解释 : 将一个类添加到所有类的表中。如果 addMetatrue,也自动添加该类的元类

三、realizeClassWithoutSwift

先重点关注的加载,在 read_images 的源码中,往下看的时候,发现注释

Realize non-lazy classes (for +load methods and static instances)
【译】实现非懒加载类(用于+ load方法和静态实例)

那什么是 non-lazy classes 呢?

3.1 non-lazy classes 非懒加载类

如果一个类实现了 + load 方法,那这个类就是 non-lazy class(非懒加载类)。

反之,没实现 + load 方法,就是懒加载类。

3.2 进入自定义类的 realizeClassWithoutSwift

GLPerson 类添加 + load 方法,然后把 for(EACH_HEADER) 循环里面的代码改成如下:

    // Realize non-lazy classes (for +load methods and static instances)
    for (EACH_HEADER) {
        classref_t const *classlist = 
            _getObjc2NonlazyClassList(hi, &count);
        for (i = 0; i < count; i++) {
            Class cls = remapClass(classlist[i]);
            if (!cls) continue;
            
            // loong test begin
            const char *mangledName = cls->mangledName();
            const char *GLPersonName = "GLPerson";
            if (strcmp(mangledName, GLPersonName) == 0) {
                printf("%s 来到了自定义类 %s", __func__, mangledName); // 断点2
            }
            // loong test end

            addClassTableEntry(cls);
            // class is a Swift class from the stable Swift ABI 所以不会走这里
            if (cls->isSwiftStable()) {
                if (cls->swiftMetadataInitializer()) {
                    _objc_fatal("Swift class %s with a metadata initializer "
                                "is not allowed to be non-lazy",
                                cls->nameForLogging());
                }
                // fixme also disallow relocatable classes
                // We can't disallow all Swift classes because of
                // classes like Swift.__EmptyArrayStorage
            }
            realizeClassWithoutSwift(cls, nil);
        }
    }

断点到上面代码的 断点2,确认来到了自定义类 GLPerson

断点2.png
3.3【重点】realizeClassWithoutSwift 源码

realizeClassWithoutSwift 虽然很长,但是都比较重要,所以也没有省略,全贴出来了。

方法注释:

  • Performs first-time initialization on class cls,
  • including allocating its read-write data.
  • Does not perform any Swift-side initialization.
  • Returns the real class structure for the class.
    【译】* 对类 cls 进行首次初始化,包括分配其读写数据。
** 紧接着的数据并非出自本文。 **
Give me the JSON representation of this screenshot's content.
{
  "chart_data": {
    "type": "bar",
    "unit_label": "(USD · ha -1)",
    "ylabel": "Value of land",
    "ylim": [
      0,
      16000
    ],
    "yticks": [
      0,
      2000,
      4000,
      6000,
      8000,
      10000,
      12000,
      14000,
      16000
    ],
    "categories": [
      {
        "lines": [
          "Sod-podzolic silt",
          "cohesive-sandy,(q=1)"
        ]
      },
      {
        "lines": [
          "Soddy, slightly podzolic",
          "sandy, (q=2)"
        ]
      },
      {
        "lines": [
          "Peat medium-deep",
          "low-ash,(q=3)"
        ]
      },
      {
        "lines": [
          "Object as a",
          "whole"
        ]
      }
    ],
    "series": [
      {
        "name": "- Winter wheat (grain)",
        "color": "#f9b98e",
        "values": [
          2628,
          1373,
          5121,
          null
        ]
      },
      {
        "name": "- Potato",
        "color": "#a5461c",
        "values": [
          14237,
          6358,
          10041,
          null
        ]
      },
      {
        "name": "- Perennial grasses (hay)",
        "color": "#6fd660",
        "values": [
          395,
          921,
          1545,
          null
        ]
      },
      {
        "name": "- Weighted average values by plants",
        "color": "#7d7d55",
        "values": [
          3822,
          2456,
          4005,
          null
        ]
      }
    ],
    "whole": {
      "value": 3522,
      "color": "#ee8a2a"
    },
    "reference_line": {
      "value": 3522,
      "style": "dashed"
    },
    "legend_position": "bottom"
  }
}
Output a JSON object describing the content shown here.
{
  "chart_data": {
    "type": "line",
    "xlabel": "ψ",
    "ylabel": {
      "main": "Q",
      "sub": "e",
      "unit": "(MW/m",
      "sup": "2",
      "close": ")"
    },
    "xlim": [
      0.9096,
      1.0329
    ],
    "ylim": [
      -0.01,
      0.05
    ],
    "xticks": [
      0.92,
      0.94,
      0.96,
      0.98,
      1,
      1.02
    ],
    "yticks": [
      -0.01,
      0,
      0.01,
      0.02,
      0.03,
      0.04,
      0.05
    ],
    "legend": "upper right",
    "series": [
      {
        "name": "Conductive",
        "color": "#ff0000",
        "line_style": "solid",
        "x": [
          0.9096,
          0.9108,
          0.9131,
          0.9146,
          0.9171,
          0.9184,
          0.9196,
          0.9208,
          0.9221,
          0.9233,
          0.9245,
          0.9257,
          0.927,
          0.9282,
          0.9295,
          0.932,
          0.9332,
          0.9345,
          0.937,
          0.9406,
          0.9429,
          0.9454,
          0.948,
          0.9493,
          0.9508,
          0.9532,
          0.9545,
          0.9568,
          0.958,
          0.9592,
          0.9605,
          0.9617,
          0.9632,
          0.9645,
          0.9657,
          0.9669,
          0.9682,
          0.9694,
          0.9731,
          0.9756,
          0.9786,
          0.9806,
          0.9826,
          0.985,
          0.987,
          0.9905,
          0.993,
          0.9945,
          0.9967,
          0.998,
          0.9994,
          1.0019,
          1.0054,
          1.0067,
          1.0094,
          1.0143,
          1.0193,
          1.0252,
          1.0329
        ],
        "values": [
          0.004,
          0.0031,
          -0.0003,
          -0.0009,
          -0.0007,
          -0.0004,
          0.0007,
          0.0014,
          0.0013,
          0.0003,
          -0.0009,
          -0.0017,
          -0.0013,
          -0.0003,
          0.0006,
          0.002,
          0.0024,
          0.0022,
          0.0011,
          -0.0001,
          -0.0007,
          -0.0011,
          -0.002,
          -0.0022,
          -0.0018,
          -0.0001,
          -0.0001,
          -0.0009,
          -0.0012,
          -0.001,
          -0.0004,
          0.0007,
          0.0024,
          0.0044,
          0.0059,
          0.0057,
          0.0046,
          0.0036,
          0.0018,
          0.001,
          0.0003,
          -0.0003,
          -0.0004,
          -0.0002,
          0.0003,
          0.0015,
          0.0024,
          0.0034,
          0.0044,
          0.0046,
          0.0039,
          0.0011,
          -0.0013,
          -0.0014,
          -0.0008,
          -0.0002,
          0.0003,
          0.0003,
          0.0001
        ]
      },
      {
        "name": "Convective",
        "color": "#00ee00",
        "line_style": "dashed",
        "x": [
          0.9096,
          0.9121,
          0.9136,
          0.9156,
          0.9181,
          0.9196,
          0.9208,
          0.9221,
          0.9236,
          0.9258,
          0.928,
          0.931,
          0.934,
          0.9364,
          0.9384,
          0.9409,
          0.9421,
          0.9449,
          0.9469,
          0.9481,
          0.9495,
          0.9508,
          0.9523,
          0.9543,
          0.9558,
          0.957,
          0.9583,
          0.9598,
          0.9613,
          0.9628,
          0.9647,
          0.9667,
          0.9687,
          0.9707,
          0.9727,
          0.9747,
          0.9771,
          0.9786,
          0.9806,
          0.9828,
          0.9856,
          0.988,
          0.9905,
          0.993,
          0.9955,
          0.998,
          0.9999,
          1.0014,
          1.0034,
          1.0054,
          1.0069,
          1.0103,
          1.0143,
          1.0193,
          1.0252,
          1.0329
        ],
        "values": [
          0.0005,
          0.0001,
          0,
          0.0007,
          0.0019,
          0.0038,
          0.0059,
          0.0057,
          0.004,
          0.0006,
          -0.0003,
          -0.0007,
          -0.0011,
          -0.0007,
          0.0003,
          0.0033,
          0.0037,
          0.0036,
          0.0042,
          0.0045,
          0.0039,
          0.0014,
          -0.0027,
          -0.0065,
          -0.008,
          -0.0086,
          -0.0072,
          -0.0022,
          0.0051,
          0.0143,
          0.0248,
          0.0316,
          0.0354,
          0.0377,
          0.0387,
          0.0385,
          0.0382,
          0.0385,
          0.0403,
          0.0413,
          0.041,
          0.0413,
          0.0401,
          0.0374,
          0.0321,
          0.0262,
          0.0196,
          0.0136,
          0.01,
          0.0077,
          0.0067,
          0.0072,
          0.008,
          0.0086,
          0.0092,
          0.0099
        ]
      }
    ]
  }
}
不执行任何 Swift 端初始化。返回该类的真实类结构。
static Class realizeClassWithoutSwift(Class cls, Class previously)
{
    runtimeLock.assertLocked();

    class_rw_t *rw; // 读写数据
    Class supercls; // 父类
    Class metacls;  // 元类

    if (!cls) return nil; // 如果为空,返回nil
    if (cls->isRealized()) return cls;  // 如果已经实现,直接返回
    ASSERT(cls == remapClass(cls));

    // fixme verify class is not in an un-dlopened part of the shared cache?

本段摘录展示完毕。